As we were already in Copenhagen, we thought it be a pity not to make a day trip to Malmö, the third largest city in Sweden. This was also in part to appease my obsession with the various Scandi crime dramas that are the rage on TV with the latest “The Bridge” being based on this infamous bridge in Europe linking Denmark and Sweden. The train takes 35 minutes across one of the longest bridges in Europe. Malmö is a small town and you can walk around leisurely in a couple of hours taking in the main sights:
Stortorget, Malmo’s oldest square, with the city hall to the left is 2 minutes from the Central Station. As you walk across the square, the street on the right will lead you to Lilla Torg, an animated little square full of typical Swedish restaurants, cafes and shops and where the locals and tourists gather. Several interesting buildings are around the square, including Hedmanska Gården – an enclosed courtyard where the oldest half-timbered house dates from the 16th century. The Design Museum was housed here however closed on Monday so we were unable to venture in. The street from the main square to the left leads to Sodergatan, which is the gateway to the principal pedestrian shopping area of the city.

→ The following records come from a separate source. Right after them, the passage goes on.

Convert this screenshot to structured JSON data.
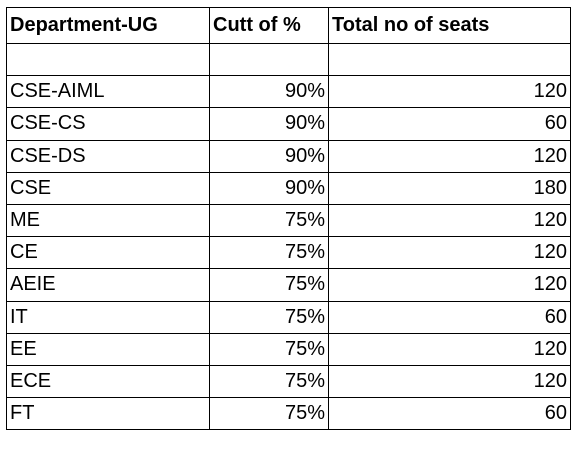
{
  "table": {
    "headers": [
      "Department-UG",
      "Cutt of %",
      "Total no of seats"
    ],
    "rows": [
      [
        "",
        "",
        ""
      ],
      [
        "CSE-AIML",
        "90%",
        "120"
      ],
      [
        "CSE-CS",
        "90%",
        "60"
      ],
      [
        "CSE-DS",
        "90%",
        "120"
      ],
      [
        "CSE",
        "90%",
        "180"
      ],
      [
        "ME",
        "75%",
        "120"
      ],
      [
        "CE",
        "75%",
        "120"
      ],
      [
        "AEIE",
        "75%",
        "120"
      ],
      [
        "IT",
        "75%",
        "60"
      ],
      [
        "EE",
        "75%",
        "120"
      ],
      [
        "ECE",
        "75%",
        "120"
      ],
      [
        "FT",
        "75%",
        "60"
      ]
    ]
  }
}
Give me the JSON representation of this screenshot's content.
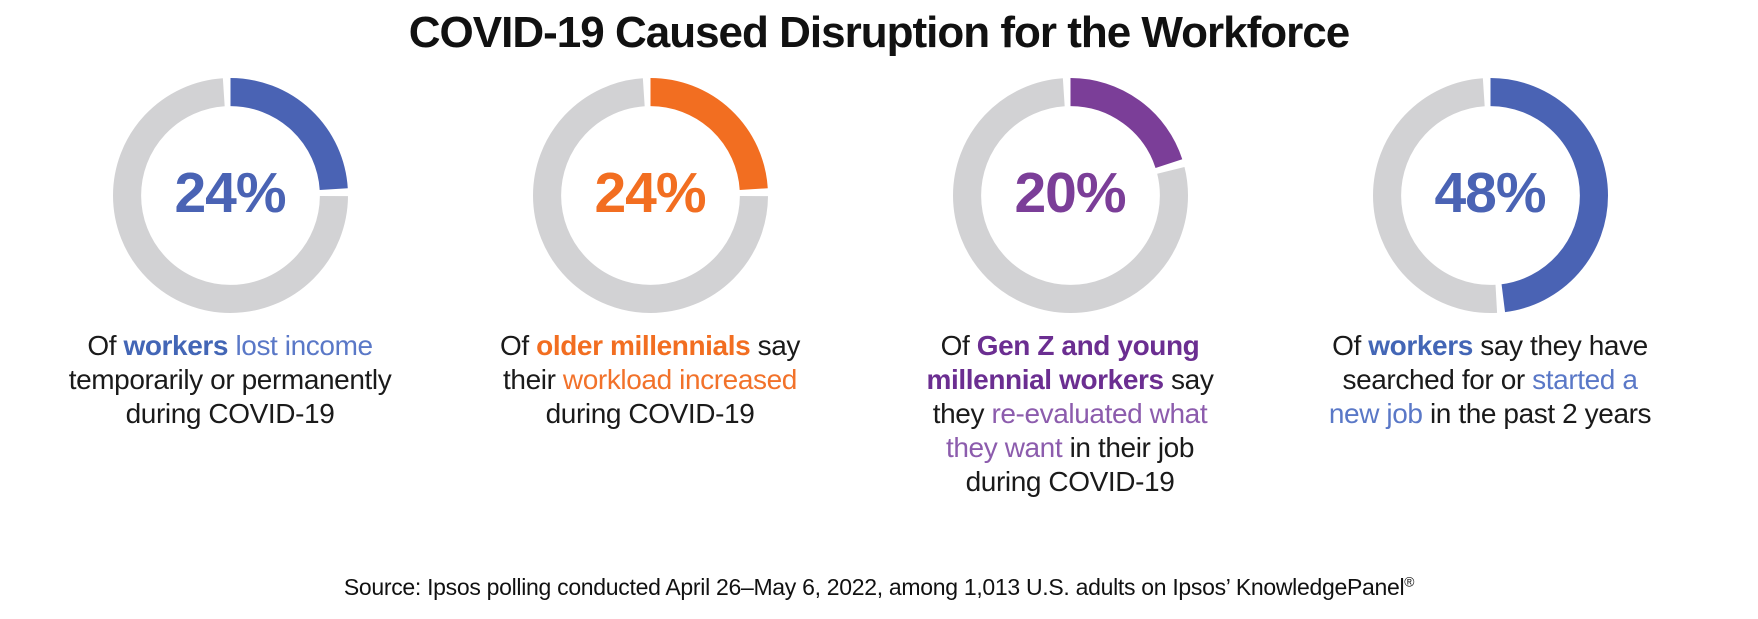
{
  "title": "COVID-19 Caused Disruption for the Workforce",
  "colors": {
    "gray_ring": "#d2d2d4",
    "body_text": "#1a1a1a",
    "blue": "#4a63b4",
    "blue_light": "#5a78c7",
    "orange": "#f26e21",
    "purple": "#7b3e98",
    "purple_dark": "#6b2e91",
    "purple_light": "#8c5cad"
  },
  "chart_data": {
    "type": "pie",
    "subtype": "donut",
    "title": "COVID-19 Caused Disruption for the Workforce",
    "legend_position": "none",
    "charts": [
      {
        "value": 24,
        "remainder": 76,
        "unit": "%",
        "color": "#4a63b4",
        "label": "Of workers lost income temporarily or permanently during COVID-19"
      },
      {
        "value": 24,
        "remainder": 76,
        "unit": "%",
        "color": "#f26e21",
        "label": "Of older millennials say their workload increased during COVID-19"
      },
      {
        "value": 20,
        "remainder": 80,
        "unit": "%",
        "color": "#7b3e98",
        "label": "Of Gen Z and young millennial workers say they re-evaluated what they want in their job during COVID-19"
      },
      {
        "value": 48,
        "remainder": 52,
        "unit": "%",
        "color": "#4a63b4",
        "label": "Of workers say they have searched for or started a new job in the past 2 years"
      }
    ]
  },
  "cards": [
    {
      "id": "workers-lost-income",
      "percent": 24,
      "percent_label": "24%",
      "accent": {
        "arc": "#4a63b4",
        "pct": "#4a63b4",
        "bold": "#4366b6",
        "light": "#5a78c7"
      },
      "caption_lines": [
        [
          {
            "t": "Of ",
            "s": "plain"
          },
          {
            "t": "workers",
            "s": "bold"
          },
          {
            "t": " ",
            "s": "plain"
          },
          {
            "t": "lost income",
            "s": "light"
          }
        ],
        [
          {
            "t": "temporarily or permanently",
            "s": "plain"
          }
        ],
        [
          {
            "t": "during COVID-19",
            "s": "plain"
          }
        ]
      ]
    },
    {
      "id": "older-millennials-workload",
      "percent": 24,
      "percent_label": "24%",
      "accent": {
        "arc": "#f26e21",
        "pct": "#f26e21",
        "bold": "#f26e21",
        "light": "#f2722a"
      },
      "caption_lines": [
        [
          {
            "t": "Of ",
            "s": "plain"
          },
          {
            "t": "older millennials",
            "s": "bold"
          },
          {
            "t": " say",
            "s": "plain"
          }
        ],
        [
          {
            "t": "their ",
            "s": "plain"
          },
          {
            "t": "workload increased",
            "s": "light"
          }
        ],
        [
          {
            "t": "during COVID-19",
            "s": "plain"
          }
        ]
      ]
    },
    {
      "id": "genz-young-millennials-reevaluated",
      "percent": 20,
      "percent_label": "20%",
      "accent": {
        "arc": "#7b3e98",
        "pct": "#7b3e98",
        "bold": "#6b2e91",
        "light": "#8c5cad"
      },
      "caption_lines": [
        [
          {
            "t": "Of ",
            "s": "plain"
          },
          {
            "t": "Gen Z and young",
            "s": "bold"
          }
        ],
        [
          {
            "t": "millennial workers",
            "s": "bold"
          },
          {
            "t": " say",
            "s": "plain"
          }
        ],
        [
          {
            "t": "they ",
            "s": "plain"
          },
          {
            "t": "re-evaluated what",
            "s": "light"
          }
        ],
        [
          {
            "t": "they want",
            "s": "light"
          },
          {
            "t": " in their job",
            "s": "plain"
          }
        ],
        [
          {
            "t": "during COVID-19",
            "s": "plain"
          }
        ]
      ]
    },
    {
      "id": "workers-new-job",
      "percent": 48,
      "percent_label": "48%",
      "accent": {
        "arc": "#4a63b4",
        "pct": "#4a63b4",
        "bold": "#4366b6",
        "light": "#5a78c7"
      },
      "caption_lines": [
        [
          {
            "t": "Of ",
            "s": "plain"
          },
          {
            "t": "workers",
            "s": "bold"
          },
          {
            "t": " say they have",
            "s": "plain"
          }
        ],
        [
          {
            "t": "searched for or ",
            "s": "plain"
          },
          {
            "t": "started a",
            "s": "light"
          }
        ],
        [
          {
            "t": "new job",
            "s": "light"
          },
          {
            "t": " in the past 2 years",
            "s": "plain"
          }
        ]
      ]
    }
  ],
  "source": {
    "text": "Source: Ipsos polling conducted April 26–May 6, 2022, among 1,013 U.S. adults on Ipsos’ KnowledgePanel",
    "mark": "®"
  }
}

Afterwards we headed towards Slottsträdgården, or “The Castle Garden” which features many small walking paths, canals, a windmill and a café. In the middle sits a castle in question: “Malmöhus” a fortress dates from the 1400s, which is a museum in which visitors can see dungeons, cannon towers and a large aquarium.

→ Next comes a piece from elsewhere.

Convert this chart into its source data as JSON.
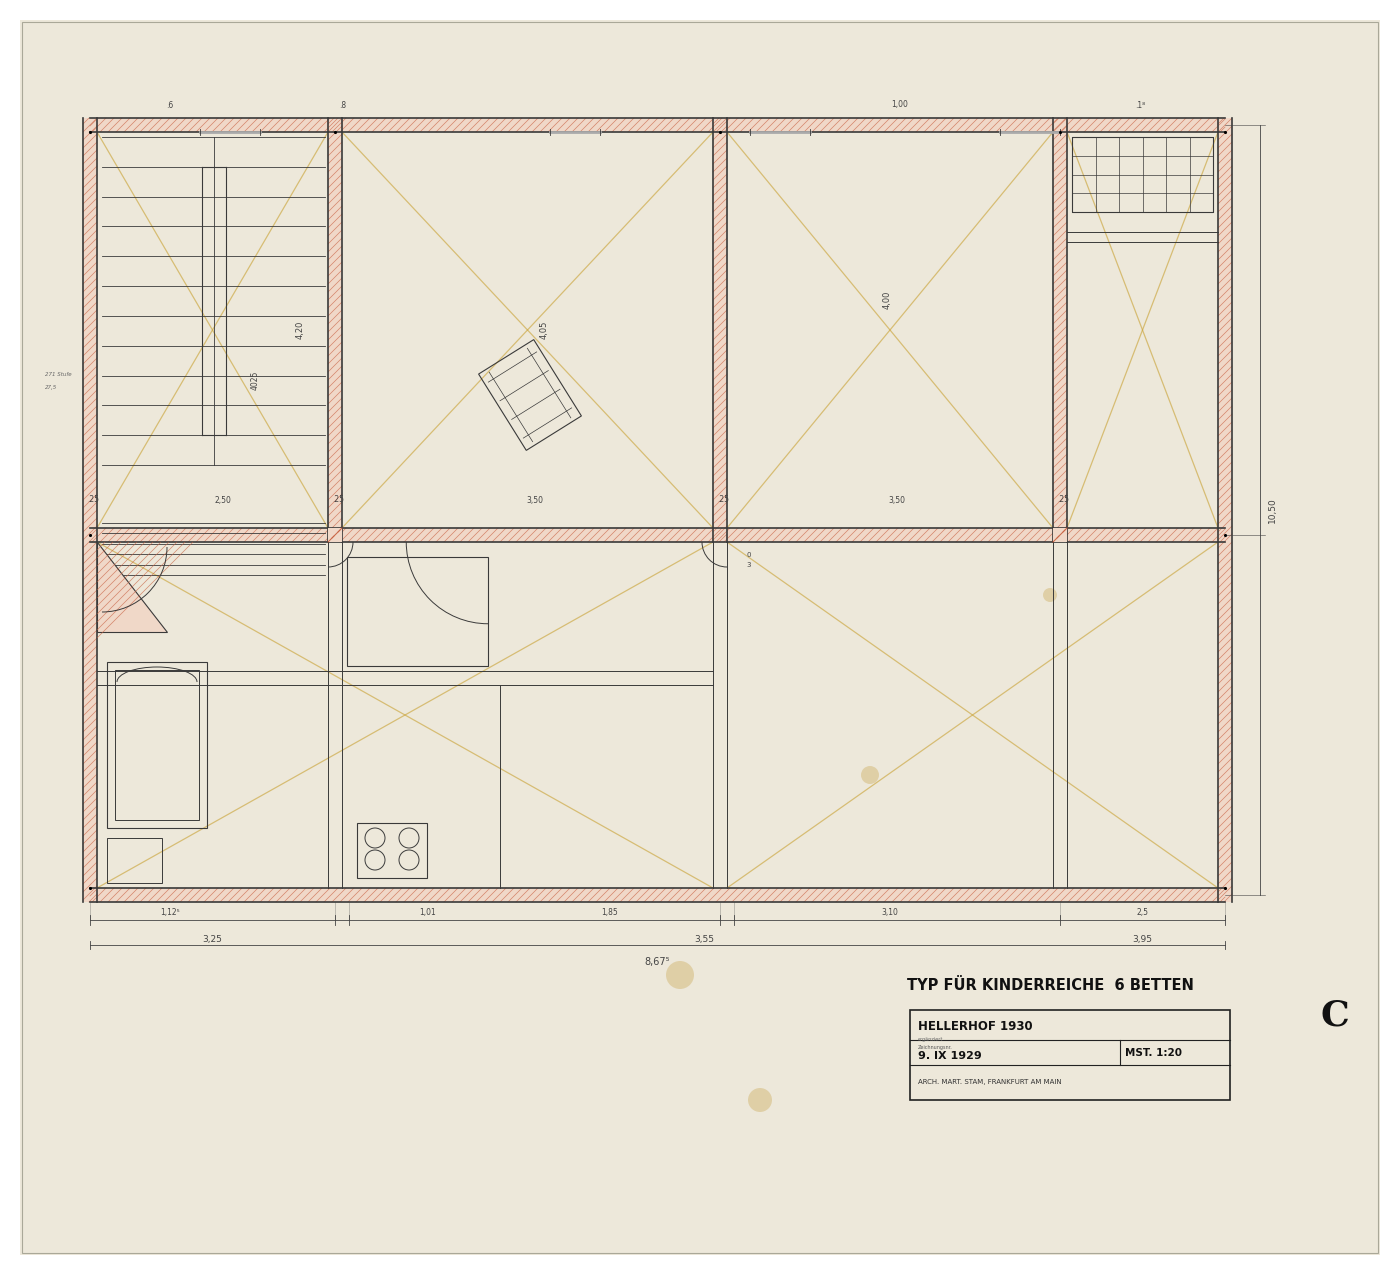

Malmö’s Western Harbour has become an exclusive neighbourhood, with high class restaurants and expensive apartments. This is the location of Sweden’s tallest building, “Turning Torso”, made up of nine cubes with a 90-degree twist from the base to the top.
You can also experience a healthy and relaxing experience by visiting Ribersborgs Kallbadhus, one of the oldest established bathhouses in Malmö where you can brave a bath in the sea and use the Swedish sauna. It was far too cold for this!

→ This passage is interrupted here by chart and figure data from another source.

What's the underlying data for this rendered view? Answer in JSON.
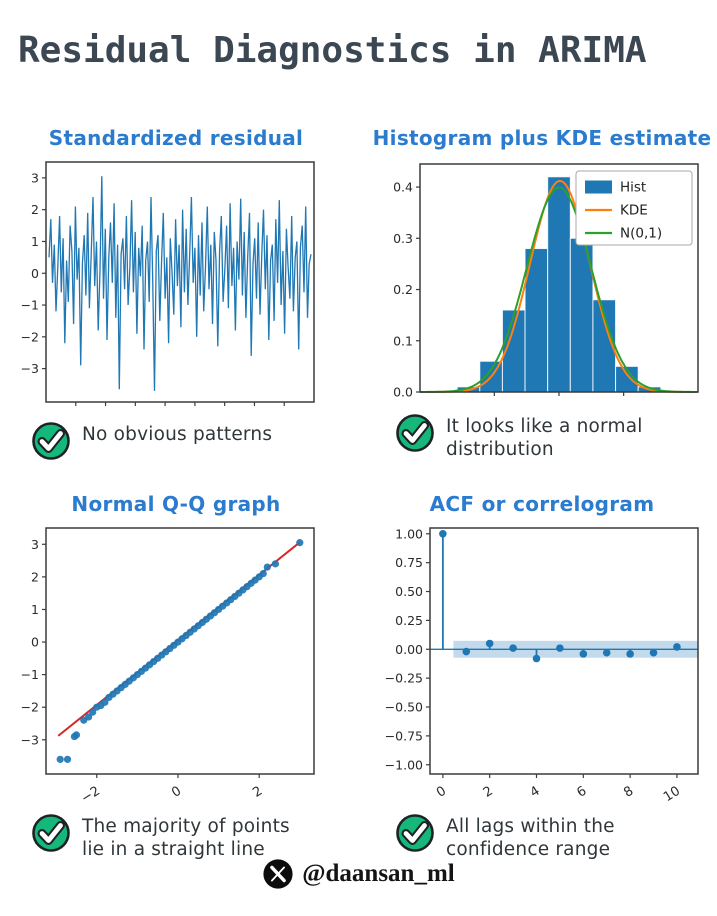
{
  "header": {
    "title": "Residual Diagnostics in ARIMA"
  },
  "footer": {
    "handle": "@daansan_ml",
    "logo": "x-logo"
  },
  "colors": {
    "accent_blue": "#1f77b4",
    "panel_title_blue": "#2b7bce",
    "kde_orange": "#ff7f0e",
    "normal_green": "#2ca02c",
    "qq_line_red": "#d62728",
    "check_green": "#14b87a",
    "ink": "#2f363a",
    "axis": "#3c3c3c",
    "band_blue": "#1f77b4"
  },
  "panels": [
    {
      "key": "residual",
      "title": "Standardized residual",
      "caption": "No obvious patterns"
    },
    {
      "key": "hist",
      "title": "Histogram plus KDE estimate",
      "caption": "It looks like a normal\ndistribution"
    },
    {
      "key": "qq",
      "title": "Normal Q-Q graph",
      "caption": "The majority of points\nlie in a straight line"
    },
    {
      "key": "acf",
      "title": "ACF or correlogram",
      "caption": "All lags within the\nconfidence range"
    }
  ],
  "chart_data": [
    {
      "type": "line",
      "title": "Standardized residual",
      "ylim": [
        -4.05,
        3.5
      ],
      "ytick_vals": [
        3,
        2,
        1,
        0,
        -1,
        -2,
        -3
      ],
      "ytick_labels": [
        "3",
        "2",
        "1",
        "0",
        "−1",
        "−2",
        "−3"
      ],
      "n_minor_xticks": 8,
      "line_color": "#1f77b4",
      "values": [
        0.5,
        1.7,
        -0.3,
        0.9,
        -1.2,
        0.2,
        1.8,
        -0.6,
        1.1,
        -2.2,
        0.4,
        -0.9,
        1.5,
        0.7,
        -1.6,
        2.1,
        -0.2,
        0.8,
        -2.9,
        0.3,
        1.2,
        -0.7,
        1.9,
        -1.1,
        0.6,
        2.4,
        -0.4,
        1.0,
        -1.8,
        0.1,
        3.05,
        -0.8,
        1.4,
        -2.1,
        0.5,
        1.6,
        -0.3,
        2.2,
        -1.4,
        0.9,
        -3.65,
        0.6,
        1.1,
        -0.5,
        1.8,
        -1.0,
        0.2,
        2.3,
        -0.6,
        1.3,
        -1.9,
        0.8,
        -0.1,
        1.5,
        -2.4,
        0.4,
        1.0,
        -0.9,
        2.4,
        -0.2,
        -3.7,
        0.7,
        1.2,
        -1.5,
        0.3,
        1.9,
        -0.8,
        0.5,
        -2.2,
        1.1,
        0.0,
        -1.3,
        1.7,
        -0.4,
        0.9,
        -1.7,
        2.0,
        -0.6,
        1.4,
        -1.0,
        0.6,
        2.4,
        -0.3,
        0.8,
        -2.0,
        1.2,
        -0.7,
        1.6,
        -1.2,
        0.2,
        2.1,
        -0.5,
        0.9,
        -1.6,
        1.3,
        0.4,
        -2.3,
        0.7,
        1.8,
        -0.9,
        0.1,
        1.5,
        -1.1,
        2.2,
        -0.4,
        0.8,
        -1.8,
        1.0,
        -0.2,
        2.35,
        -0.7,
        1.3,
        -1.4,
        0.5,
        1.9,
        -2.6,
        0.3,
        1.1,
        -0.8,
        1.6,
        -1.3,
        0.6,
        2.0,
        -0.5,
        1.2,
        -2.1,
        0.4,
        0.9,
        -1.5,
        1.7,
        -0.3,
        2.3,
        -1.0,
        0.7,
        -1.9,
        1.4,
        0.2,
        -0.8,
        1.8,
        -1.2,
        0.5,
        1.0,
        -2.4,
        0.8,
        1.5,
        -0.6,
        2.1,
        -1.4,
        0.3,
        0.6
      ]
    },
    {
      "type": "histogram",
      "title": "Histogram plus KDE estimate",
      "xlim": [
        -4.3,
        4.3
      ],
      "ylim": [
        0,
        0.445
      ],
      "ytick_vals": [
        0,
        0.1,
        0.2,
        0.3,
        0.4
      ],
      "ytick_labels": [
        "0.0",
        "0.1",
        "0.2",
        "0.3",
        "0.4"
      ],
      "xtick_vals": [
        -2,
        0,
        2
      ],
      "bin_edges": [
        -3.15,
        -2.45,
        -1.75,
        -1.05,
        -0.35,
        0.35,
        1.05,
        1.75,
        2.45,
        3.15
      ],
      "heights": [
        0.01,
        0.06,
        0.16,
        0.28,
        0.42,
        0.3,
        0.18,
        0.05,
        0.01
      ],
      "bar_color": "#1f77b4",
      "curves": [
        {
          "name": "KDE",
          "color": "#ff7f0e",
          "mean": 0.03,
          "sd": 0.93,
          "peak": 0.412
        },
        {
          "name": "N(0,1)",
          "color": "#2ca02c",
          "mean": 0,
          "sd": 1,
          "peak": 0.399
        }
      ],
      "legend": [
        "Hist",
        "KDE",
        "N(0,1)"
      ],
      "legend_position": "upper right"
    },
    {
      "type": "scatter",
      "title": "Normal Q-Q graph",
      "xlim": [
        -3.25,
        3.35
      ],
      "ylim": [
        -4.05,
        3.5
      ],
      "xtick_vals": [
        -2,
        0,
        2
      ],
      "xtick_labels": [
        "−2",
        "0",
        "2"
      ],
      "ytick_vals": [
        3,
        2,
        1,
        0,
        -1,
        -2,
        -3
      ],
      "ytick_labels": [
        "3",
        "2",
        "1",
        "0",
        "−1",
        "−2",
        "−3"
      ],
      "point_color": "#1f77b4",
      "line": {
        "x": [
          -2.95,
          3.0
        ],
        "y": [
          -2.88,
          3.06
        ],
        "color": "#d62728"
      },
      "x": [
        -2.9,
        -2.72,
        -2.55,
        -2.5,
        -2.32,
        -2.2,
        -2.1,
        -2.0,
        -1.9,
        -1.8,
        -1.7,
        -1.6,
        -1.5,
        -1.4,
        -1.3,
        -1.2,
        -1.1,
        -1.0,
        -0.9,
        -0.8,
        -0.7,
        -0.6,
        -0.5,
        -0.4,
        -0.3,
        -0.2,
        -0.1,
        0.0,
        0.1,
        0.2,
        0.3,
        0.4,
        0.5,
        0.6,
        0.7,
        0.8,
        0.9,
        1.0,
        1.1,
        1.2,
        1.3,
        1.4,
        1.5,
        1.6,
        1.7,
        1.8,
        1.9,
        2.0,
        2.1,
        2.2,
        2.4,
        3.0
      ],
      "y": [
        -3.6,
        -3.6,
        -2.9,
        -2.85,
        -2.4,
        -2.3,
        -2.15,
        -2.0,
        -1.95,
        -1.85,
        -1.7,
        -1.6,
        -1.5,
        -1.4,
        -1.3,
        -1.2,
        -1.1,
        -1.0,
        -0.9,
        -0.8,
        -0.7,
        -0.6,
        -0.5,
        -0.4,
        -0.3,
        -0.2,
        -0.1,
        0.0,
        0.1,
        0.2,
        0.3,
        0.4,
        0.5,
        0.6,
        0.7,
        0.8,
        0.9,
        1.0,
        1.1,
        1.2,
        1.3,
        1.4,
        1.5,
        1.6,
        1.7,
        1.8,
        1.9,
        2.0,
        2.1,
        2.3,
        2.4,
        3.05
      ]
    },
    {
      "type": "stem",
      "title": "ACF or correlogram",
      "xlim": [
        -0.55,
        10.9
      ],
      "ylim": [
        -1.08,
        1.05
      ],
      "ytick_vals": [
        1,
        0.75,
        0.5,
        0.25,
        0,
        -0.25,
        -0.5,
        -0.75,
        -1
      ],
      "ytick_labels": [
        "1.00",
        "0.75",
        "0.50",
        "0.25",
        "0.00",
        "−0.25",
        "−0.50",
        "−0.75",
        "−1.00"
      ],
      "xtick_vals": [
        0,
        2,
        4,
        6,
        8,
        10
      ],
      "xtick_labels": [
        "0",
        "2",
        "4",
        "6",
        "8",
        "10"
      ],
      "lags": [
        0,
        1,
        2,
        3,
        4,
        5,
        6,
        7,
        8,
        9,
        10
      ],
      "acf_values": [
        1.0,
        -0.02,
        0.05,
        0.01,
        -0.08,
        0.01,
        -0.04,
        -0.03,
        -0.04,
        -0.03,
        0.02
      ],
      "stem_color": "#1f77b4",
      "conf_band": {
        "x0": 0.45,
        "level": 0.073
      }
    }
  ]
}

Fika is a social ritual in Sweden, and is similar to our version of afternoon tea where you take a break and enjoy a snack and a coffee. Our fika was in Hollandia, a classic café and patisserie with elegant salon-style ambience and great pastries.
What is great about Malmö is that the main places of interest are all not too far from the central station so a day’s visit will give you ample time for a leisurely stroll of the city.